Strong Entrepreneurial Team:
• VCs invest in people. Demonstrate that your team has the necessary experience, skills and passion.
• Highlight relevant experience and previous achievements.

Market Validation:
• Evidence that your product or service is in demand.
• This may include pilot testing, initial customers, or market research.

2. Research and Contact with VCs:
Identify Relevant VCs:
• Research VC firms that invest in your industry and stage of development.
• Use online platforms like Crunchbase or LinkedIn to find VCs.

Networking:
• Attend industry events, startup conferences, and networking events.
• Connect with other entrepreneurs, mentors, and influencers.

Direct Contacts:
• If you have industry contacts, ask them to introduce you to VCs.
• You can also contact VCs directly through their websites or social media.

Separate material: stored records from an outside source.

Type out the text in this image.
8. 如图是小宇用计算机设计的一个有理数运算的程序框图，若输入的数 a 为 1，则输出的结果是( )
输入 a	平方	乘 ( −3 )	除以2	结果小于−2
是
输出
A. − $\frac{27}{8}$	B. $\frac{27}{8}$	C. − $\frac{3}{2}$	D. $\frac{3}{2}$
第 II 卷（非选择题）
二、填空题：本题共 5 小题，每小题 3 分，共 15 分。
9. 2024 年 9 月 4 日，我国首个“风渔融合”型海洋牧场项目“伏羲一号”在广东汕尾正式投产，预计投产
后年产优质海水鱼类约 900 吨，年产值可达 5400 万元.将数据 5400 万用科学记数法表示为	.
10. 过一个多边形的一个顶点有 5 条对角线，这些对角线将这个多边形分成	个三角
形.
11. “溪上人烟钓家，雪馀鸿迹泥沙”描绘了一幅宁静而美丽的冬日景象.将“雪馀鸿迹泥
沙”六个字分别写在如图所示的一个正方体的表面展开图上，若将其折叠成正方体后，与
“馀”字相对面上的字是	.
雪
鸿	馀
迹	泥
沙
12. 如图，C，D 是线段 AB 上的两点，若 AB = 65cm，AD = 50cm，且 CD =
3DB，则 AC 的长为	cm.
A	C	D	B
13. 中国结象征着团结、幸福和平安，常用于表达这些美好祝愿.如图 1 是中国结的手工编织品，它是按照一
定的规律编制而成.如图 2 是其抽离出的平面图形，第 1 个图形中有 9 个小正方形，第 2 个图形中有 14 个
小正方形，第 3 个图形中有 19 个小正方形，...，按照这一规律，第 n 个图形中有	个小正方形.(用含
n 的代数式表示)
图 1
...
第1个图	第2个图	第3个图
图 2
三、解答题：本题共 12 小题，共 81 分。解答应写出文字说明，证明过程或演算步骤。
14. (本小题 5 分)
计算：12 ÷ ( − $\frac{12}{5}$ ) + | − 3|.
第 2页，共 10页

3. The Due Diligence Process:
Initial Meetings:
• If a VC is interested, they will invite you to meetings to get to know you better and dig deeper into your idea.

Due Diligence:
• If the meetings go well, the VC will conduct a thorough investigation of your company.
• This may include reviewing your finances, technology, team, and market.

Terms of Investment:
• If the VC decides to invest, the terms of the investment will be negotiated.
• This includes the investment amount, equity stake, and investor rights.

4. Additional Tips:
Be Patient:
• Finding VCs can take time. Don’t be discouraged if you receive rejections.

Be Transparent:
• Be honest and transparent with VCs about your company and your challenges.

Busca VCs que Aporten Valor:
• No solo busques dinero, sino también VCs que puedan aportar experiencia, contactos y orientación estratégica.

Prepare your Data Room:
• Have all your company’s important documentation organized and ready to be presented.